Caro direttore,
da piccolo sognavo di diventare centravanti della nazionale. Per un po’ di tempo il mio idolo fu Bruno Nicolè, un modesto giocatore, per di più di una squadra, la Juve, che non era certo la mia preferita. Del resto anche la nazionale era modesta. Nel ’58 non riuscì neanche ad andare ai mondiali. Un po’ come quella di oggi.



Qualche anno fa, di ritorno dalla missione e reduce da una pesante operazione, per cui avevo dovuto reimparare a camminare, una giornalista di una tv privata mi fermò in piazza del Duomo a Milano per chiedermi quale era “la mia posizione preferita”. Naturalmente pensando a Nicolè risposi che era quella di centravanti. Dalle risate degli astanti dovetti capire che non si parlava di calcio.



Anche oggi la nazionale è modesta e per di più ci manca uno come Nicolè. Eppure ancora oggi è difficile, come allora, accettare la realtà, quella di una nazionale modesta, che non è né carne, né pesce.

Anche in altre situazioni, di tutt’altro tipo, è difficile accettare la realtà, a partire da quello che si è. È giusto avere dei sogni, ma non bisogna esserne prigionieri. Non tutti possiamo essere come gli “influencers”, e poi alla fine anche loro non sono quello che sembrano.

Ci sono anche persone tutt’altro che modeste che hanno raggiunto posizioni sociali e lavorative di rilievo, ma non sono contente, non accettano una condizione che altri invidiano e non sanno neanche dire cosa manchi loro.



Recentemente mi è capitato di incontrare un giovane super-professionista che lavora in una prestigiosa capitale europea.
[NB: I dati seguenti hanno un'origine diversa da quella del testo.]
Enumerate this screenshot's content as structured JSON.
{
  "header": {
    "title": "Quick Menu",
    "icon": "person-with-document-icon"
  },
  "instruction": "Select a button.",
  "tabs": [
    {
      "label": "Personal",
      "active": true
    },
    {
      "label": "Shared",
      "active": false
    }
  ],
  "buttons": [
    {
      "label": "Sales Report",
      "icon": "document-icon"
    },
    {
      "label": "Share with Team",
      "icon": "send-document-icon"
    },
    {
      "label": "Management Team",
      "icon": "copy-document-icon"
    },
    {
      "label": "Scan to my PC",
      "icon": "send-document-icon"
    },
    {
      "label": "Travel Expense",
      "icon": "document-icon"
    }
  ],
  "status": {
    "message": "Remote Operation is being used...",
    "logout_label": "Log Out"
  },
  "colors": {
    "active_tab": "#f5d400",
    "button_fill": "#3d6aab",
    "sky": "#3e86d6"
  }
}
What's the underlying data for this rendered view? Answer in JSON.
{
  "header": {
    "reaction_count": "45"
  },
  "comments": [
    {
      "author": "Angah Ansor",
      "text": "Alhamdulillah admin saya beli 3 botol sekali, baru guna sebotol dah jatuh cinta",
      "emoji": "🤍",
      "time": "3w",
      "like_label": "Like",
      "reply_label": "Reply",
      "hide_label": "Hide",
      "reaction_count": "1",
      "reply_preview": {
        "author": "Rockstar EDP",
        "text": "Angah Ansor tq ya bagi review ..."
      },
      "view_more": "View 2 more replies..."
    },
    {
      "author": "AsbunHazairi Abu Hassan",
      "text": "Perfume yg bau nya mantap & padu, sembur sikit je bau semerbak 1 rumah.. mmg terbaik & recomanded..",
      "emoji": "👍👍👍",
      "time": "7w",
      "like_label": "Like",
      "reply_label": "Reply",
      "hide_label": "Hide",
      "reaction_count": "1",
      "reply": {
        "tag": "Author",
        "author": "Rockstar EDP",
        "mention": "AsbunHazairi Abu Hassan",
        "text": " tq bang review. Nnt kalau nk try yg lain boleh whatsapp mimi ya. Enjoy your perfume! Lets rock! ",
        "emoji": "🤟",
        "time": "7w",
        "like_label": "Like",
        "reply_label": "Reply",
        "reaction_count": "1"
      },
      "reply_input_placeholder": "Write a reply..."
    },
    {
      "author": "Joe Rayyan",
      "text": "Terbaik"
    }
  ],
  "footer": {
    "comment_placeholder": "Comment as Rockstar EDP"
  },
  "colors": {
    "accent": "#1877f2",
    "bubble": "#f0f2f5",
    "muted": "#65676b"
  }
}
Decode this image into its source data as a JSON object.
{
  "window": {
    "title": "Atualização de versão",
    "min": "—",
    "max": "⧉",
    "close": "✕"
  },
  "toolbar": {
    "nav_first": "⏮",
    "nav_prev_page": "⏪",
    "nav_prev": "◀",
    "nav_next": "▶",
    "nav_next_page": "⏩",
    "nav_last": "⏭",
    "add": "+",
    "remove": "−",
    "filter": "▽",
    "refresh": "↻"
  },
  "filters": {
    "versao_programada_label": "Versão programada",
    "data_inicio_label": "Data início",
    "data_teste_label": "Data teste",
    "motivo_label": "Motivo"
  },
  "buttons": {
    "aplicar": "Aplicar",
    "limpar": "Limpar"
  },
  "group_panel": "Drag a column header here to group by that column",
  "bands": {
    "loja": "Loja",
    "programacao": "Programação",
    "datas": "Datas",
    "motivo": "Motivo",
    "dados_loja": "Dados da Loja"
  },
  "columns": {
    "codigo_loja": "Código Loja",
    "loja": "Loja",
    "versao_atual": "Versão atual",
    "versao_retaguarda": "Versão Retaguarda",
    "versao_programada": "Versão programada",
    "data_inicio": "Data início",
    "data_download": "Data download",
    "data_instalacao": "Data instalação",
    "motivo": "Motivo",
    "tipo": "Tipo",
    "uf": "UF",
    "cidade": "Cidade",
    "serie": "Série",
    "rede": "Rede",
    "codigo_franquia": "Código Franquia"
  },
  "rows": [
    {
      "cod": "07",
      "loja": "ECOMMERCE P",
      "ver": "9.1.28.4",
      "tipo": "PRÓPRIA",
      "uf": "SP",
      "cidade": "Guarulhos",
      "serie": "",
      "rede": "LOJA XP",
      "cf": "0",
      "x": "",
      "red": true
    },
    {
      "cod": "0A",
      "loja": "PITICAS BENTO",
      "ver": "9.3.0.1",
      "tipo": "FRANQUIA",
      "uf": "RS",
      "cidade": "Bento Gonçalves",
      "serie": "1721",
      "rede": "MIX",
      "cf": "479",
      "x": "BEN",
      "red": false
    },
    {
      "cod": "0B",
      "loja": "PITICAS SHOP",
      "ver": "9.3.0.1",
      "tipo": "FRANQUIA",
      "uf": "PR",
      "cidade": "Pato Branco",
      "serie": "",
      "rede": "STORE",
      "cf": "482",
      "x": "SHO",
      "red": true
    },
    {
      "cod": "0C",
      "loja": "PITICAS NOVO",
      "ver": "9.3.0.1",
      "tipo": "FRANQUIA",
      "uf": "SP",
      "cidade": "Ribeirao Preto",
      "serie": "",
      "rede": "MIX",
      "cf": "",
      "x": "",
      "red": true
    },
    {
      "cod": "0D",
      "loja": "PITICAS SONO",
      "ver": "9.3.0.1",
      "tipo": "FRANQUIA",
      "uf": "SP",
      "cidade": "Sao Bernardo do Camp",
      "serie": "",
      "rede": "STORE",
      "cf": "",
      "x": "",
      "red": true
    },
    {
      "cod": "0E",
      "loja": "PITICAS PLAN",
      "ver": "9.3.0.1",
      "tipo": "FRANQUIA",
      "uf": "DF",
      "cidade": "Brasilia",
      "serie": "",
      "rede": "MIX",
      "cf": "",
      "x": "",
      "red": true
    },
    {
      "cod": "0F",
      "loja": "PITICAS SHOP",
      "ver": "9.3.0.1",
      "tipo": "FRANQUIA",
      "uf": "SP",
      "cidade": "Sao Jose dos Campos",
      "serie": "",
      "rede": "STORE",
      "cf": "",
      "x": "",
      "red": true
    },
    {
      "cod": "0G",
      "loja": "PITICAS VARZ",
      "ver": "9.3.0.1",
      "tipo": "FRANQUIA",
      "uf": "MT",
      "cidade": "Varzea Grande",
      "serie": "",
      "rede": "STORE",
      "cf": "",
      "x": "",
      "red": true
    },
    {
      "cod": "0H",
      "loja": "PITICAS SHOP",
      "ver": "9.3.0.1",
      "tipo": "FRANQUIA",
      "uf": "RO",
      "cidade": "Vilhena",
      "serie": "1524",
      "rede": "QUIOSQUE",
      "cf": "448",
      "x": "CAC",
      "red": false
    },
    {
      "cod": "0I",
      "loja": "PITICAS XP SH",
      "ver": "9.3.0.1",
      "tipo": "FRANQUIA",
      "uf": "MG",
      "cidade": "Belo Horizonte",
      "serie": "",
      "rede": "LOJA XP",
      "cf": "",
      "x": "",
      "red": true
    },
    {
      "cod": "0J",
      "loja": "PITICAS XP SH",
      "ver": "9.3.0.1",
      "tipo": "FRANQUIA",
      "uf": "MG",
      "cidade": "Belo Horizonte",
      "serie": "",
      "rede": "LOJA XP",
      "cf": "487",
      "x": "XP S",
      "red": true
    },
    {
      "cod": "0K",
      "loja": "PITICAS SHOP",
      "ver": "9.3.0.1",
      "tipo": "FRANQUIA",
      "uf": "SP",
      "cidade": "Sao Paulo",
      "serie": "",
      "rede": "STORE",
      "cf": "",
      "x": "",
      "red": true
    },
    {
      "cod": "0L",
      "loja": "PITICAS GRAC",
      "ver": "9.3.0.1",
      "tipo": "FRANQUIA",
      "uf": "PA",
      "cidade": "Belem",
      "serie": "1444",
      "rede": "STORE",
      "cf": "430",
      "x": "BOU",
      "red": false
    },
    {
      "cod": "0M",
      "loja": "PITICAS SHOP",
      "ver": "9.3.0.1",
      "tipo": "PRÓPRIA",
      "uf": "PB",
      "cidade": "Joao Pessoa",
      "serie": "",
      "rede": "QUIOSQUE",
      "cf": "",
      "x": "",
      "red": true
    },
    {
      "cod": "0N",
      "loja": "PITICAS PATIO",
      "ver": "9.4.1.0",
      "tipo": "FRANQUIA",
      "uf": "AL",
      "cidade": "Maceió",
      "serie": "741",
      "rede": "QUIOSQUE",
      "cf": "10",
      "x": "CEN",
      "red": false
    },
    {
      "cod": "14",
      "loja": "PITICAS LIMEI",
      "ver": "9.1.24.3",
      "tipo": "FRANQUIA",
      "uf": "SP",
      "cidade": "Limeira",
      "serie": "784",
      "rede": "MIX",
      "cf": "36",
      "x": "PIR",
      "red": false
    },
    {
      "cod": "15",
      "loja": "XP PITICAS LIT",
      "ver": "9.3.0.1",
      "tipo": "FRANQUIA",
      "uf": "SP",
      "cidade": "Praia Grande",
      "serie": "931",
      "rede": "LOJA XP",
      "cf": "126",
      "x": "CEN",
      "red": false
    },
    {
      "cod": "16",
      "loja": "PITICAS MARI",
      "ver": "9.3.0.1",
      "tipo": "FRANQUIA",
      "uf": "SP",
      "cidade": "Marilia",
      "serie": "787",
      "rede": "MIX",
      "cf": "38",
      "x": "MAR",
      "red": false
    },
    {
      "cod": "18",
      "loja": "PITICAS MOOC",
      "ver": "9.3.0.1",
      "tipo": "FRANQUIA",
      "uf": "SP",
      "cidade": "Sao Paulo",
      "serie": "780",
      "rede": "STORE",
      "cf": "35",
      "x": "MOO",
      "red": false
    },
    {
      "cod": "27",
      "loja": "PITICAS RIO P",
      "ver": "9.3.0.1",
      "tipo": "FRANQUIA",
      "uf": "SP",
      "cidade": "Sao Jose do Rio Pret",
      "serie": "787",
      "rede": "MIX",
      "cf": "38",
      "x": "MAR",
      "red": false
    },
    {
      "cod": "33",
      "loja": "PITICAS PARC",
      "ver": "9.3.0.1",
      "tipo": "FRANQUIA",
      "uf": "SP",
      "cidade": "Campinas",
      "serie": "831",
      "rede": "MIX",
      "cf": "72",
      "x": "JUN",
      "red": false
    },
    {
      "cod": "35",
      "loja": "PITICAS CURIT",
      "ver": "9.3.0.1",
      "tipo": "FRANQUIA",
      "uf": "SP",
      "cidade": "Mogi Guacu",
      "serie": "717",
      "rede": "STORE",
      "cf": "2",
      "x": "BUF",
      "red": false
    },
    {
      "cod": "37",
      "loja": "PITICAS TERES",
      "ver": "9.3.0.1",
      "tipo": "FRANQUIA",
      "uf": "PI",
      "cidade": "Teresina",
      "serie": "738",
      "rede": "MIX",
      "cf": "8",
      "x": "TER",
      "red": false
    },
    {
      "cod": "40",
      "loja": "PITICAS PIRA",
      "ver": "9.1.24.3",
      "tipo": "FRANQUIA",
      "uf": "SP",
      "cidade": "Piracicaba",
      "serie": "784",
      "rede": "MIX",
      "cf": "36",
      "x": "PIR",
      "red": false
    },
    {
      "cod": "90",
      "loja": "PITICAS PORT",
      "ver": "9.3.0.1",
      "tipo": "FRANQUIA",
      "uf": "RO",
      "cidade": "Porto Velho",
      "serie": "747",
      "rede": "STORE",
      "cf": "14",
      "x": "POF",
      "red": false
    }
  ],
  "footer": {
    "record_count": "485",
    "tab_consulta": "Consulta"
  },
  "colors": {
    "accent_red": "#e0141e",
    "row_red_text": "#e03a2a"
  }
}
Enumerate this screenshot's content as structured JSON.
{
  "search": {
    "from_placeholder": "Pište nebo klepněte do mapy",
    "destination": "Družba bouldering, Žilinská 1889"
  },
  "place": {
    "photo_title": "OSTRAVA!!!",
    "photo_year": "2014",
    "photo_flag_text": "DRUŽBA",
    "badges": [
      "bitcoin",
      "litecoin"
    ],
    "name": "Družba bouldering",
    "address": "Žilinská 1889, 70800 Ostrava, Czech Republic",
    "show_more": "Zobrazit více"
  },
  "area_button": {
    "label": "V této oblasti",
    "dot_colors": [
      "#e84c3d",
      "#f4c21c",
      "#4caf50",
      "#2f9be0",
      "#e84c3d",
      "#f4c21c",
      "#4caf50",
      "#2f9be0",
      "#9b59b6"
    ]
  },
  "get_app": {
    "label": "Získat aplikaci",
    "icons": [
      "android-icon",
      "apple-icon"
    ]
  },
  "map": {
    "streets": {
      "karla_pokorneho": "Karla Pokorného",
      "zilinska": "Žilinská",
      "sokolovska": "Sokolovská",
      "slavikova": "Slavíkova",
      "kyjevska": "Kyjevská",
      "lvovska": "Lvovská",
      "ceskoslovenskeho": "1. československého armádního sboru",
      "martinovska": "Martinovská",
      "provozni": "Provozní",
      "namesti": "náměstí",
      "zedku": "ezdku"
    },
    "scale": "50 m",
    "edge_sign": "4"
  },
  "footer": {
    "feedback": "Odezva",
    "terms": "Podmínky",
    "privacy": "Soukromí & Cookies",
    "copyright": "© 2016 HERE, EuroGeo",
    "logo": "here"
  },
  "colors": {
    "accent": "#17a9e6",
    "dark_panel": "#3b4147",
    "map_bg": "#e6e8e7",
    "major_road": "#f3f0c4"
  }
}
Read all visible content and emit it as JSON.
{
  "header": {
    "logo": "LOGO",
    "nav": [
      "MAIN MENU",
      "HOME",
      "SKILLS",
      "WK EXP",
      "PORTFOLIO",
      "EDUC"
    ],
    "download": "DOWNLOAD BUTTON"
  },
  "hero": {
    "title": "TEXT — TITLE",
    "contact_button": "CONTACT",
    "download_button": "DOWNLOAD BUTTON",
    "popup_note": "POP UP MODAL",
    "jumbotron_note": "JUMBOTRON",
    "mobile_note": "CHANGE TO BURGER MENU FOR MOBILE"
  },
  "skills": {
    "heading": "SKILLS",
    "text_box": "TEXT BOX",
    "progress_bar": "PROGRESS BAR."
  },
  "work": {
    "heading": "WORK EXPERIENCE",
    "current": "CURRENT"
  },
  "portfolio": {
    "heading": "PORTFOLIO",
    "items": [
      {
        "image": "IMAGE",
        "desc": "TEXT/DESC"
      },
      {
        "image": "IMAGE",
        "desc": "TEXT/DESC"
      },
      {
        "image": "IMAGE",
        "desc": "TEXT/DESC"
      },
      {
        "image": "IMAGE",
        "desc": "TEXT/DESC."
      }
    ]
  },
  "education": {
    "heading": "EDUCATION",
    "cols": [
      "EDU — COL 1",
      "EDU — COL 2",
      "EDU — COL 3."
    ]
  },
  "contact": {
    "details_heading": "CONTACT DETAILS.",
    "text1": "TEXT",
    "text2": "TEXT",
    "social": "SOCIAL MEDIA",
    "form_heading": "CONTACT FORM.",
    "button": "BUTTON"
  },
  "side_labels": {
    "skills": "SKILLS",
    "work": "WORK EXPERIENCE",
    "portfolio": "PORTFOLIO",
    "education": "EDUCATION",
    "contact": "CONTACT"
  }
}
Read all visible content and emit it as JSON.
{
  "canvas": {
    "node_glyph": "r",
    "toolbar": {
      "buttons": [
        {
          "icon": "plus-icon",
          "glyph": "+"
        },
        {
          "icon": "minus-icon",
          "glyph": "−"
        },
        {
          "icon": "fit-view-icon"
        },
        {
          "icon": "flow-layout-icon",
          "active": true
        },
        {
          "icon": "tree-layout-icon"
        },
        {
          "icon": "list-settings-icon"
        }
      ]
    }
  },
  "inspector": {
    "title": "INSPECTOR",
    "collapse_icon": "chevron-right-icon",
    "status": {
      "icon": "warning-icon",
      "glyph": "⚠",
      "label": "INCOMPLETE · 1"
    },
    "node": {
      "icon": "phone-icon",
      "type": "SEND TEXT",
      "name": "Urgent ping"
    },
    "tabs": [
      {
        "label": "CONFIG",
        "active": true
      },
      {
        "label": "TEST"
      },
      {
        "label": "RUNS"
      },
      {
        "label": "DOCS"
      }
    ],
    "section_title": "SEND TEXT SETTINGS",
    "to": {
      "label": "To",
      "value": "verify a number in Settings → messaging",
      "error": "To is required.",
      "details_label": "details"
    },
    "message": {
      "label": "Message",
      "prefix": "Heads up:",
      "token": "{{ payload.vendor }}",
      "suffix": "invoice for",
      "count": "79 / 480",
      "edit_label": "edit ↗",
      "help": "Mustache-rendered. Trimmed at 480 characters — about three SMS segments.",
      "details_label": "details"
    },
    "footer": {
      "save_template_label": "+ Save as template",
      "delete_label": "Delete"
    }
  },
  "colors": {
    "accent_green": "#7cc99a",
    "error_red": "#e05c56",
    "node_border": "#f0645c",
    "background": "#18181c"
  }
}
Secondo una certa psicologa, per superare il suo disagio esistenziale – che per lei avrebbe origine da una certa “imprecisione” sessuale – lui dovrebbe cambiare sesso. Stando alla psicologa, presto dovrebbe intraprendere un cammino di preparazione alla “transizione”.

Essendo comunque preoccupato per questa scelta, poiché sta vivendo un cammino di fede, ha voluto incontrarmi. Alla fine, dopo avergli detto di stare attento perché questo cambiamento avrebbe potuto lasciarlo coi suoi problemi, e con un “pezzetto” importante per noi uomini in meno, davanti alle sue affermazioni: “In questo momento non mi sento né carne, né pesce” gli ho proposto: “E se proprio questa fosse la tua personale vocazione che Dio ti dà per diventare santo?”.

Pensando alle prossime manifestazioni del cosiddetto Gay Pride mi è venuto da pensare: e se molti di questi giovani accettassero questa loro condizione, non scelta? Loro, per primi, come segno di una non impossibile vocazione? Mah.

P.S.: Sarebbe bene che anche Scamacca accettasse di essere Scamacca e non Pelè. Applicandosi un po’ di più potrebbe diventare almeno Nicolè. Forse è proprio questa la sua vocazione.